President Donald Trump issued a pair of pardons for two Oregon ranchers whose extreme prison sentences for arson on federal land triggered an armed standoff between the Bureau of Land Management and brothers Ammon and Ryan Bundy.
According to The Daily Caller, the White House submitted the pardons Tuesday morning, officially ending a government prosecution that has trailed on for more than four years.
Dwight and Steven Hammond were convicted in 2012 of setting fire to public land after a fire on their privately-owned grazing grounds leaked onto land owned by BLM. The U.S. District Court judge who sentenced the pair objected to the government’s use of a 1996 anti-terrorism law that required both ranchers to serve minimum five year prison sentences, and instead gave the Hammonds a far shorter jail term.

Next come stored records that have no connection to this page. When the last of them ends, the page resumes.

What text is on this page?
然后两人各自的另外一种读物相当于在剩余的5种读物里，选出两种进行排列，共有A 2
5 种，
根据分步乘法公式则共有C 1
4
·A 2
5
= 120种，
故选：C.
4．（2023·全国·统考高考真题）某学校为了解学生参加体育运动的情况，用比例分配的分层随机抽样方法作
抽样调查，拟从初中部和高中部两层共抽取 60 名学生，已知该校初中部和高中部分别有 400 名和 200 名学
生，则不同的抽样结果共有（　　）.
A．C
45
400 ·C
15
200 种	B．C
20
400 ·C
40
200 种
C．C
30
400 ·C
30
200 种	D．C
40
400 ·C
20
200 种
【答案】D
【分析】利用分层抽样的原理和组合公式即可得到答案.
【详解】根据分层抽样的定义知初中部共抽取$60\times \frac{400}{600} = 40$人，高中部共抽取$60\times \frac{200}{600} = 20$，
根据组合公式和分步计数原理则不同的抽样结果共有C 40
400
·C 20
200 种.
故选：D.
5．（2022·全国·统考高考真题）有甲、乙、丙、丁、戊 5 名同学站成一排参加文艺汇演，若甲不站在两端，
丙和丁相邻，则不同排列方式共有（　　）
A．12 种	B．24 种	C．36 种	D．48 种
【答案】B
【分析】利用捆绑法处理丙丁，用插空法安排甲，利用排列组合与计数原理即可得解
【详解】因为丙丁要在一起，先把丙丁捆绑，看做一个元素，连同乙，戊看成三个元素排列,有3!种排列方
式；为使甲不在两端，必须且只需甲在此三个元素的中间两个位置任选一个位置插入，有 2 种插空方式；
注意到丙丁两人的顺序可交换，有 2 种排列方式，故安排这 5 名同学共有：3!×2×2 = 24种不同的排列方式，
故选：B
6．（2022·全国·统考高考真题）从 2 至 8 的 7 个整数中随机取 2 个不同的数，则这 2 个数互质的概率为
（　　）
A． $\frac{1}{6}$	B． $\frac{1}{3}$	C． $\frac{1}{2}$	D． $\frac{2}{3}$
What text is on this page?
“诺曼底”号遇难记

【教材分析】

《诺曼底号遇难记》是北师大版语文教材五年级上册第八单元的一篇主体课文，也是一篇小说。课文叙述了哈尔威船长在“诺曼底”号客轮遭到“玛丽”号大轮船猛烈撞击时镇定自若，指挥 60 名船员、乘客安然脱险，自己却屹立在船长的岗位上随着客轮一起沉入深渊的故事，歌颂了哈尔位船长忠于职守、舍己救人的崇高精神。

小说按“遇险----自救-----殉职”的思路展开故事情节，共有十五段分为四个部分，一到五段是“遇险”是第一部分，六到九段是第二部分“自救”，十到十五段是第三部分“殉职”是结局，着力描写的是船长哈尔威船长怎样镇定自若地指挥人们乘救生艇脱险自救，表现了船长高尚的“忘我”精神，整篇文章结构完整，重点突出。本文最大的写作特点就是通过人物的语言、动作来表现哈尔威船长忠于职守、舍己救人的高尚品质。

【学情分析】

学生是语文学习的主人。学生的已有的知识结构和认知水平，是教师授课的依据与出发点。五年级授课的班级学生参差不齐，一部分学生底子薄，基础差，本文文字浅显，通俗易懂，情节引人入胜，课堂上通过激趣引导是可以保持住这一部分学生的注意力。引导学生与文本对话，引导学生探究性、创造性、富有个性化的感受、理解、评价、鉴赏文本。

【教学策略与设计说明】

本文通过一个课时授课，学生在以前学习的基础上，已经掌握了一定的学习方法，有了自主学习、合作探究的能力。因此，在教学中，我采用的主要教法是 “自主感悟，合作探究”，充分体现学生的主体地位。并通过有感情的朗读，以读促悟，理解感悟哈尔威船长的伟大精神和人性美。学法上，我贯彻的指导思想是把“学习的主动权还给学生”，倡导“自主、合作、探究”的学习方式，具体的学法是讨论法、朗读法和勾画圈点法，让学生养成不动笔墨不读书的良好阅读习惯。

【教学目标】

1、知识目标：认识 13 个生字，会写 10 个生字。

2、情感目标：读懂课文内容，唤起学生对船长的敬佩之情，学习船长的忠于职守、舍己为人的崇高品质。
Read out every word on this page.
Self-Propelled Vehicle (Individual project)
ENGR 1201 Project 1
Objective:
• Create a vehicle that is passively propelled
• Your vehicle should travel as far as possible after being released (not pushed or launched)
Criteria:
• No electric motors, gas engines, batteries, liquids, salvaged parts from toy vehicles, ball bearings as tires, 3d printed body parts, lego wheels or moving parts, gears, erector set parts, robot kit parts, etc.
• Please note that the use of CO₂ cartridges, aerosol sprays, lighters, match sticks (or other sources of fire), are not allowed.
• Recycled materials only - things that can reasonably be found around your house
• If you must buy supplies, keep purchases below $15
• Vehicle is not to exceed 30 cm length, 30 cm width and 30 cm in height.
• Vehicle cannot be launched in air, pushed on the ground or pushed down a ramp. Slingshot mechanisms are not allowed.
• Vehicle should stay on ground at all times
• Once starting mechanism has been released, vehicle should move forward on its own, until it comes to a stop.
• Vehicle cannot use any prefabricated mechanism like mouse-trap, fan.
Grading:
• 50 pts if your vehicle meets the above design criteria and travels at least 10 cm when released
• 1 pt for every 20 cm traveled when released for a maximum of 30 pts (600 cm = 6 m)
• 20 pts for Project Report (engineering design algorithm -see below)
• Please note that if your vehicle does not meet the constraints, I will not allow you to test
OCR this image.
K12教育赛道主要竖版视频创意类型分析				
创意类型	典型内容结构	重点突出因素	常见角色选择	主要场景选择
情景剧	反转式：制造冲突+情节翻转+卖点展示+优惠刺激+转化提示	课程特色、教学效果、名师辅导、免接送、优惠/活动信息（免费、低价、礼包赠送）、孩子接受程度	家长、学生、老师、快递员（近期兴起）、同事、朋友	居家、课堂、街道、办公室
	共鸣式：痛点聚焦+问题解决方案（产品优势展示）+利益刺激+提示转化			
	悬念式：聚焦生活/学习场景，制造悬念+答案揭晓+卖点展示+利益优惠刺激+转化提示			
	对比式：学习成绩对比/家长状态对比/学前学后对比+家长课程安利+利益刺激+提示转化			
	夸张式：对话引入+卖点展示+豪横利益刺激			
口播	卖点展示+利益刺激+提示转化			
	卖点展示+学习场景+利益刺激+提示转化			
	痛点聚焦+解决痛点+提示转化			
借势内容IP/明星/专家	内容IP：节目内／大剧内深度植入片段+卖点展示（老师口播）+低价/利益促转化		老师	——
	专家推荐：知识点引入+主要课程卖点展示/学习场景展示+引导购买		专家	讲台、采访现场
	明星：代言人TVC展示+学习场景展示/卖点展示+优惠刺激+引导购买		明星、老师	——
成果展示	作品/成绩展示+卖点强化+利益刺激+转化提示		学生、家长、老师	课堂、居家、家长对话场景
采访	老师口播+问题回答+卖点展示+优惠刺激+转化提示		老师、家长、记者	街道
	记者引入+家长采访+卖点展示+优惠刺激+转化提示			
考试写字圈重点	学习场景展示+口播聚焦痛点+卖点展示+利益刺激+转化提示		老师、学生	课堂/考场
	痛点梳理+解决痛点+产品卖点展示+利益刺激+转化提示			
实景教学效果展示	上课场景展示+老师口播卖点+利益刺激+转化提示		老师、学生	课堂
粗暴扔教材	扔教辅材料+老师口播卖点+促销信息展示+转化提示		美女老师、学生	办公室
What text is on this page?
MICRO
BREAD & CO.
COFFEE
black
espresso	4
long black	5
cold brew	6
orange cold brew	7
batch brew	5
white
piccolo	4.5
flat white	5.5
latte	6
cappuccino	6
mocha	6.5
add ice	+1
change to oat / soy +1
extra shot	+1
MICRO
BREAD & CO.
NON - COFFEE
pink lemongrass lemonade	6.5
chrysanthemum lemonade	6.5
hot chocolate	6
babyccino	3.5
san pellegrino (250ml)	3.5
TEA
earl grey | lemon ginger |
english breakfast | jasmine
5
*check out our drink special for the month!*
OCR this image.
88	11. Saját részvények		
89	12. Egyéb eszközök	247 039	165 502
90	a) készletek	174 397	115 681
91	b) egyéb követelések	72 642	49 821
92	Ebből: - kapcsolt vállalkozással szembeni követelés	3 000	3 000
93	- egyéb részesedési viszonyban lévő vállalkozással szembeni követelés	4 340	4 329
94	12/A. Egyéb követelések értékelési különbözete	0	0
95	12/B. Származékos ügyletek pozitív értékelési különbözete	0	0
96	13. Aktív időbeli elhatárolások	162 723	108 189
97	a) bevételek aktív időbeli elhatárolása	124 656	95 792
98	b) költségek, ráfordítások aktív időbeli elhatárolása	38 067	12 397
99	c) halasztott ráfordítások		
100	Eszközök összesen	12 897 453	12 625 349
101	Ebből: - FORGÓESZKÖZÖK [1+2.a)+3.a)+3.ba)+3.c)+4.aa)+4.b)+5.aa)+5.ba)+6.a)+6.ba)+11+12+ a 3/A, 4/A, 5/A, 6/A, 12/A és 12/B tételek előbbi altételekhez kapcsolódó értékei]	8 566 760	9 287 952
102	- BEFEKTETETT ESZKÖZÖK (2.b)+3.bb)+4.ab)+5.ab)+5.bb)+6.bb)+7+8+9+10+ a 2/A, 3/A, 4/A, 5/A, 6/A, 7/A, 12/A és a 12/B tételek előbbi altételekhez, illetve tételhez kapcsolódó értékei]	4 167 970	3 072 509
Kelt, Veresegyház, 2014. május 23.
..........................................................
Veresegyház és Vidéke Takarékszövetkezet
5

The Obama Administration decided to press the issue, however, and on appeal in 2014, got the five-year minimum sentence reinstated, and a judge ordered the Hammonds back to prison. To protest both the sentencing and the Bureau of Land Management’s overreach, Ammon and Ryan Bundy took control of the Malheur National Wildlife Refuge.
The Bundys were indicted in 2016, but recently a U.S. District Court judge declared a mistrial in their case, citing “gross misconduct by the Federal government.”
Recently, an “agriculture advocacy group” called Protect the Harvest began petitioning the Trump administration to overturn the Hammonds’ sentences and Tuesday, the White House announced the pair would receive the administration’s fourth and fifth pardon.